Application Portfolio Management (APM) Best Practices - Manage the organizational and cultural dimensions of portfolio integration
Application Portfolio Management (APM) Best Practices
Manage the organizational and cultural dimensions of portfolio integration
Overview
Application portfolio integration is not only a technical exercise - it is an organizational and cultural one. The users and teams whose applications are being rationalized have emotional and operational attachments to the tools they use and have built their workflows around. Application owners whose applications are designated as the rationalized instance rather than the surviving instance experience the rationalization as an organizational and sometimes personal loss.
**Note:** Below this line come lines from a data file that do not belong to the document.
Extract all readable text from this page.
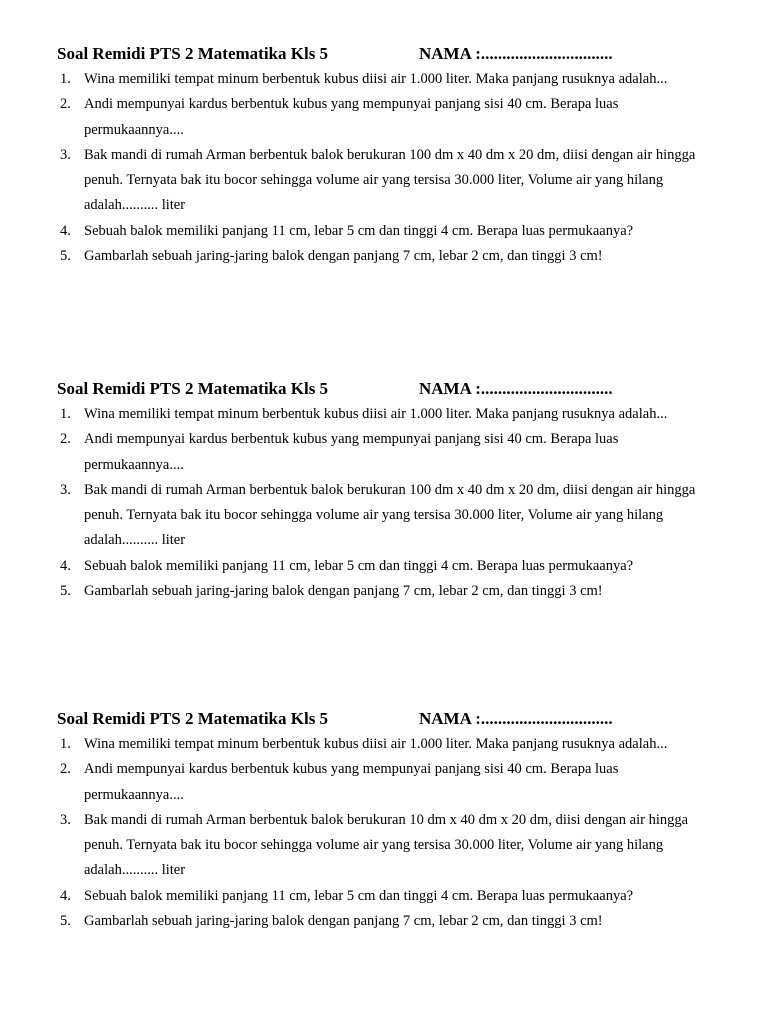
Soal Remidi PTS 2 Matematika Kls 5	NAMA :...............................
1. Wina memiliki tempat minum berbentuk kubus diisi air 1.000 liter. Maka panjang rusuknya adalah...
2. Andi mempunyai kardus berbentuk kubus yang mempunyai panjang sisi 40 cm. Berapa luas permukaannya....
3. Bak mandi di rumah Arman berbentuk balok berukuran 100 dm x 40 dm x 20 dm, diisi dengan air hingga penuh. Ternyata bak itu bocor sehingga volume air yang tersisa 30.000 liter, Volume air yang hilang adalah.......... liter
4. Sebuah balok memiliki panjang 11 cm, lebar 5 cm dan tinggi 4 cm. Berapa luas permukaanya?
5. Gambarlah sebuah jaring-jaring balok dengan panjang 7 cm, lebar 2 cm, dan tinggi 3 cm!
Soal Remidi PTS 2 Matematika Kls 5	NAMA :...............................
1. Wina memiliki tempat minum berbentuk kubus diisi air 1.000 liter. Maka panjang rusuknya adalah...
2. Andi mempunyai kardus berbentuk kubus yang mempunyai panjang sisi 40 cm. Berapa luas permukaannya....
3. Bak mandi di rumah Arman berbentuk balok berukuran 100 dm x 40 dm x 20 dm, diisi dengan air hingga penuh. Ternyata bak itu bocor sehingga volume air yang tersisa 30.000 liter, Volume air yang hilang adalah.......... liter
4. Sebuah balok memiliki panjang 11 cm, lebar 5 cm dan tinggi 4 cm. Berapa luas permukaanya?
5. Gambarlah sebuah jaring-jaring balok dengan panjang 7 cm, lebar 2 cm, dan tinggi 3 cm!
Soal Remidi PTS 2 Matematika Kls 5	NAMA :...............................
1. Wina memiliki tempat minum berbentuk kubus diisi air 1.000 liter. Maka panjang rusuknya adalah...
2. Andi mempunyai kardus berbentuk kubus yang mempunyai panjang sisi 40 cm. Berapa luas permukaannya....
3. Bak mandi di rumah Arman berbentuk balok berukuran 10 dm x 40 dm x 20 dm, diisi dengan air hingga penuh. Ternyata bak itu bocor sehingga volume air yang tersisa 30.000 liter, Volume air yang hilang adalah.......... liter
4. Sebuah balok memiliki panjang 11 cm, lebar 5 cm dan tinggi 4 cm. Berapa luas permukaanya?
5. Gambarlah sebuah jaring-jaring balok dengan panjang 7 cm, lebar 2 cm, dan tinggi 3 cm!
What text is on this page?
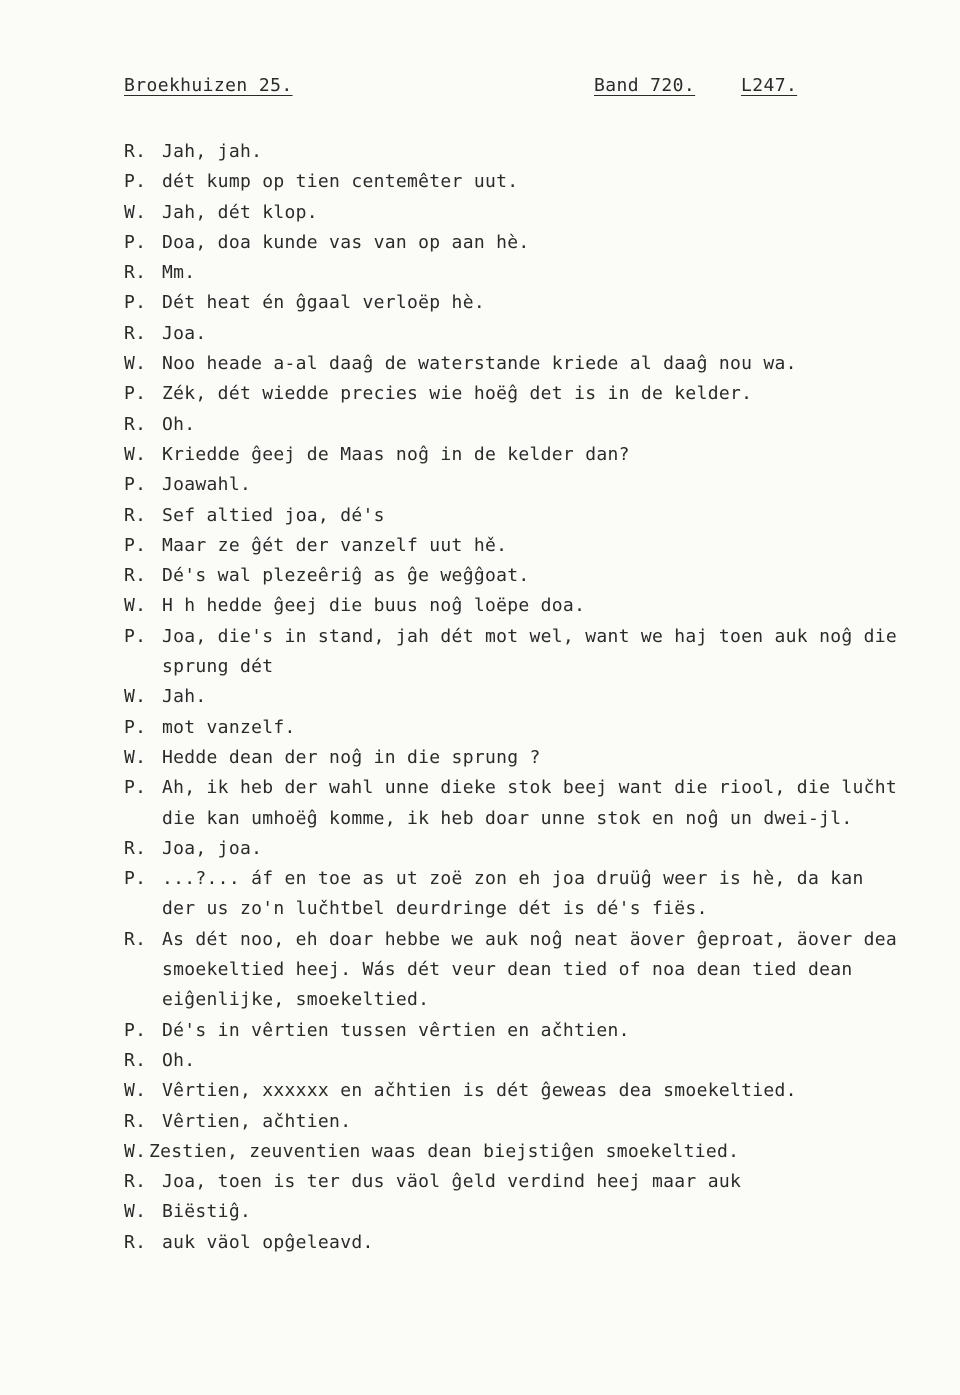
Broekhuizen 25.	Band 720.	L247.
R. Jah, jah.
P. dét kump op tien centemêter uut.
W. Jah, dét klop.
P. Doa, doa kunde vas van op aan hè.
R. Mm.
P. Dét heat én ĝgaal verloëp hè.
R. Joa.
W. Noo heade a-al daaĝ de waterstande kriede al daaĝ nou wa.
P. Zék, dét wiedde precies wie hoëĝ det is in de kelder.
R. Oh.
W. Kriedde ĝeej de Maas noĝ in de kelder dan?
P. Joawahl.
R. Sef altied joa, dé's
P. Maar ze ĝét der vanzelf uut hě.
R. Dé's wal plezeêriĝ as ĝe weĝĝoat.
W. H h hedde ĝeej die buus noĝ loëpe doa.
P. Joa, die's in stand, jah dét mot wel, want we haj toen auk noĝ die sprung dét
W. Jah.
P. mot vanzelf.
W. Hedde dean der noĝ in die sprung ?
P. Ah, ik heb der wahl unne dieke stok beej want die riool, die lučht die kan umhoëĝ komme, ik heb doar unne stok en noĝ un dwei-jl.
R. Joa, joa.
P. ...?... áf en toe as ut zoë zon eh joa druüĝ weer is hè, da kan der us zo'n lučhtbel deurdringe dét is dé's fiës.
R. As dét noo, eh doar hebbe we auk noĝ neat äover ĝeproat, äover dea smoekeltied heej. Wás dét veur dean tied of noa dean tied dean eiĝenlijke, smoekeltied.
P. Dé's in vêrtien tussen vêrtien en ačhtien.
R. Oh.
W. Vêrtien, xxxxxx en ačhtien is dét ĝeweas dea smoekeltied.
R. Vêrtien, ačhtien.
W. Zestien, zeuventien waas dean biejstiĝen smoekeltied.
R. Joa, toen is ter dus väol ĝeld verdind heej maar auk
W. Biëstiĝ.
R. auk väol opĝeleavd.
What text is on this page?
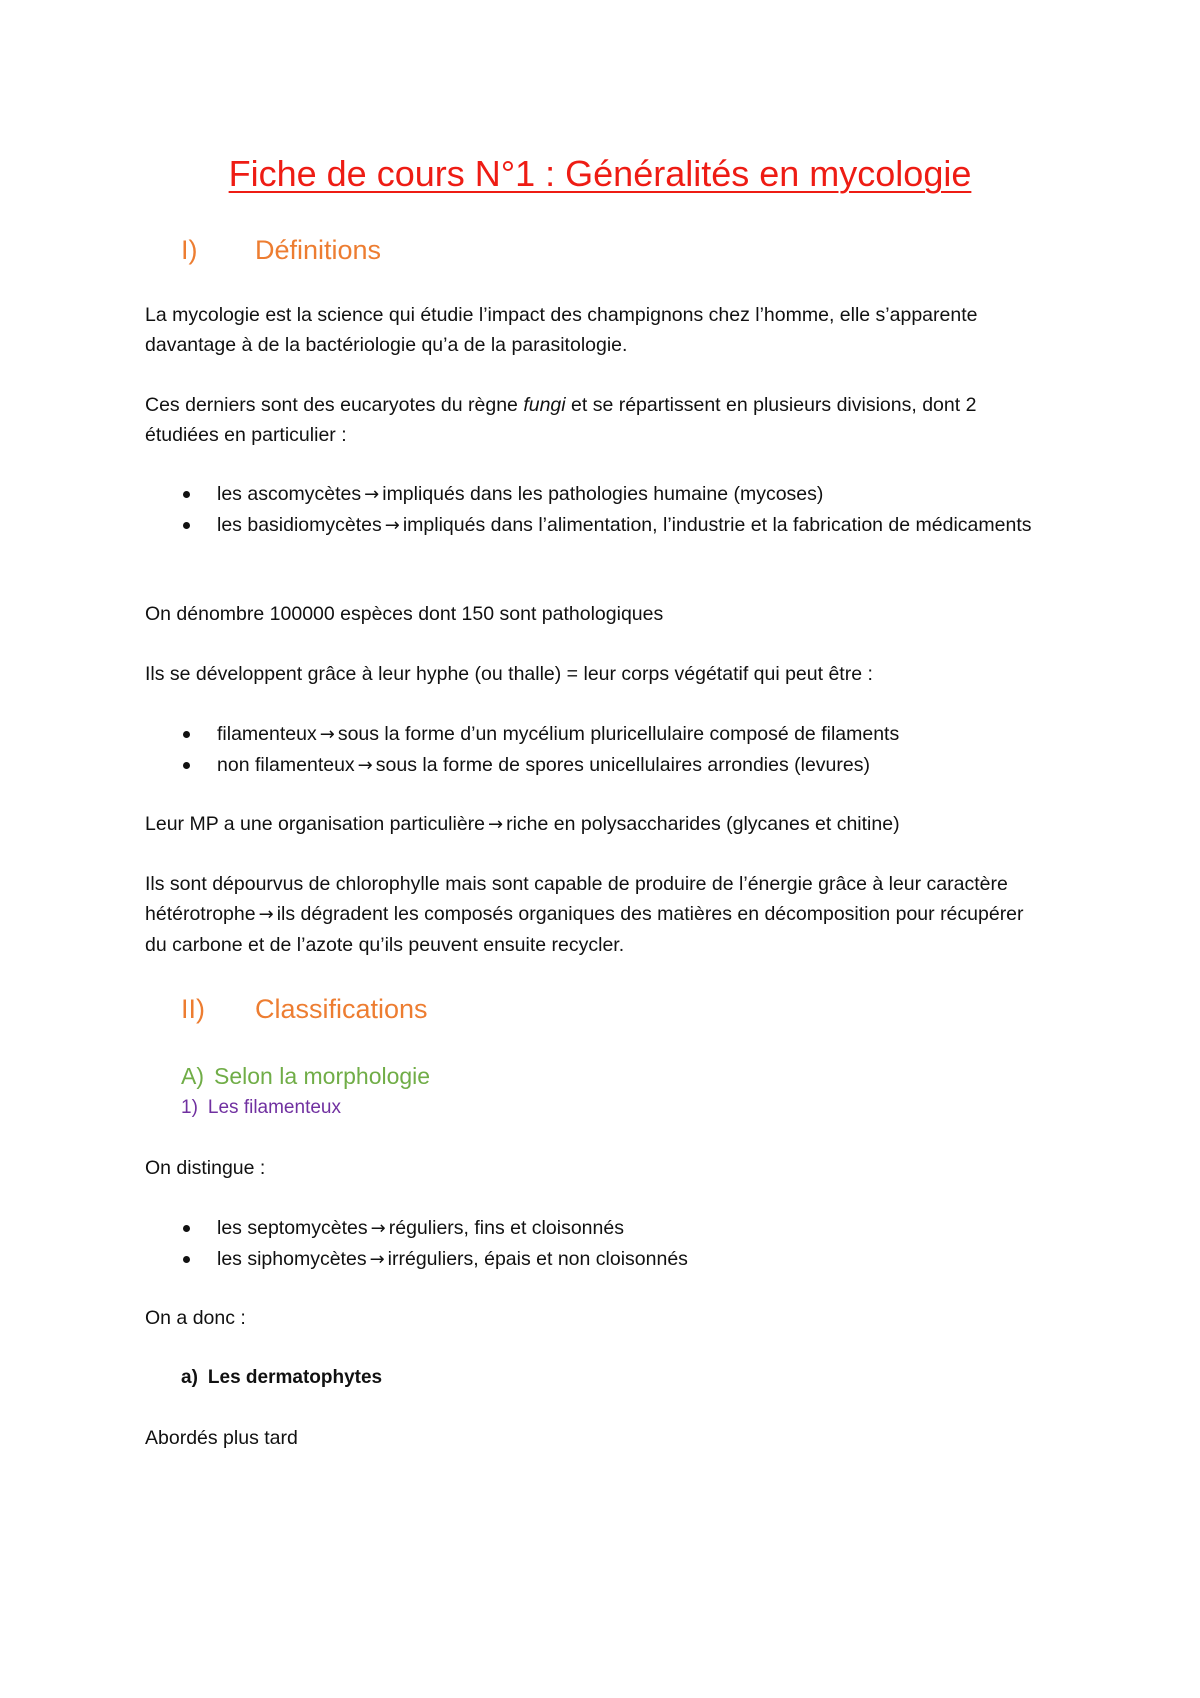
Fiche de cours N°1 : Généralités en mycologie
I) Définitions

La mycologie est la science qui étudie l’impact des champignons chez l’homme, elle s’apparente davantage à de la bactériologie qu’a de la parasitologie.

Ces derniers sont des eucaryotes du règne fungi et se répartissent en plusieurs divisions, dont 2 étudiées en particulier :

les ascomycètes → impliqués dans les pathologies humaine (mycoses)
les basidiomycètes → impliqués dans l’alimentation, l’industrie et la fabrication de médicaments

On dénombre 100000 espèces dont 150 sont pathologiques

Ils se développent grâce à leur hyphe (ou thalle) = leur corps végétatif qui peut être :

filamenteux → sous la forme d’un mycélium pluricellulaire composé de filaments
non filamenteux → sous la forme de spores unicellulaires arrondies (levures)

Leur MP a une organisation particulière → riche en polysaccharides (glycanes et chitine)

Ils sont dépourvus de chlorophylle mais sont capable de produire de l’énergie grâce à leur caractère hétérotrophe → ils dégradent les composés organiques des matières en décomposition pour récupérer du carbone et de l’azote qu’ils peuvent ensuite recycler.

II) Classifications
A) Selon la morphologie
1) Les filamenteux

On distingue :

les septomycètes → réguliers, fins et cloisonnés
les siphomycètes → irréguliers, épais et non cloisonnés

On a donc :

a) Les dermatophytes

Abordés plus tard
Teams asked to migrate to the acquirer’s applications may resist a transition they perceive as the acquirer imposing its preferences rather than objectively selecting the best available option. These organizational and cultural dimensions, if not actively managed with the same deliberateness as the technical dimensions, produce resistance that delays rationalization, degrades the user experience of the combined organization, and erodes the morale of teams whose tools and ways of working are being replaced.
Best Practice
Address the organizational and cultural dimensions of portfolio integration as explicitly as the technical dimensions, with defined owners and defined activities in the integration roadmap. Communicate the rationale for every rationalization decision in terms that acknowledge the quality and history of the application being retired and recognize the disruption that migration creates for the people involved. Where feasible, involve users of both instances in migration planning to ensure that user needs are understood and addressed in the migration approach. Provide adequate migration support, training, and transition time. Select surviving applications based on objective assessment criteria and communicate those criteria transparently so that rationalization decisions are understood as merit-based rather than politically motivated by acquirer preference.
Benefit(s)
Actively managing the organizational and cultural dimensions of portfolio integration reduces the resistance that delays rationalization programs and degrades the user experience of the combined organization during the critical post-acquisition period when organizational trust is being established. Users who feel that their applications were evaluated fairly and that their transition needs are being managed with genuine care accept rationalization outcomes more readily and remain more productive through the transition period. The combined organization develops a unified technology culture faster than organizations that treat integration as a purely technical exercise and are surprised by the organizational resistance they encounter from people who feel that their experience and preferences were disregarded in the process.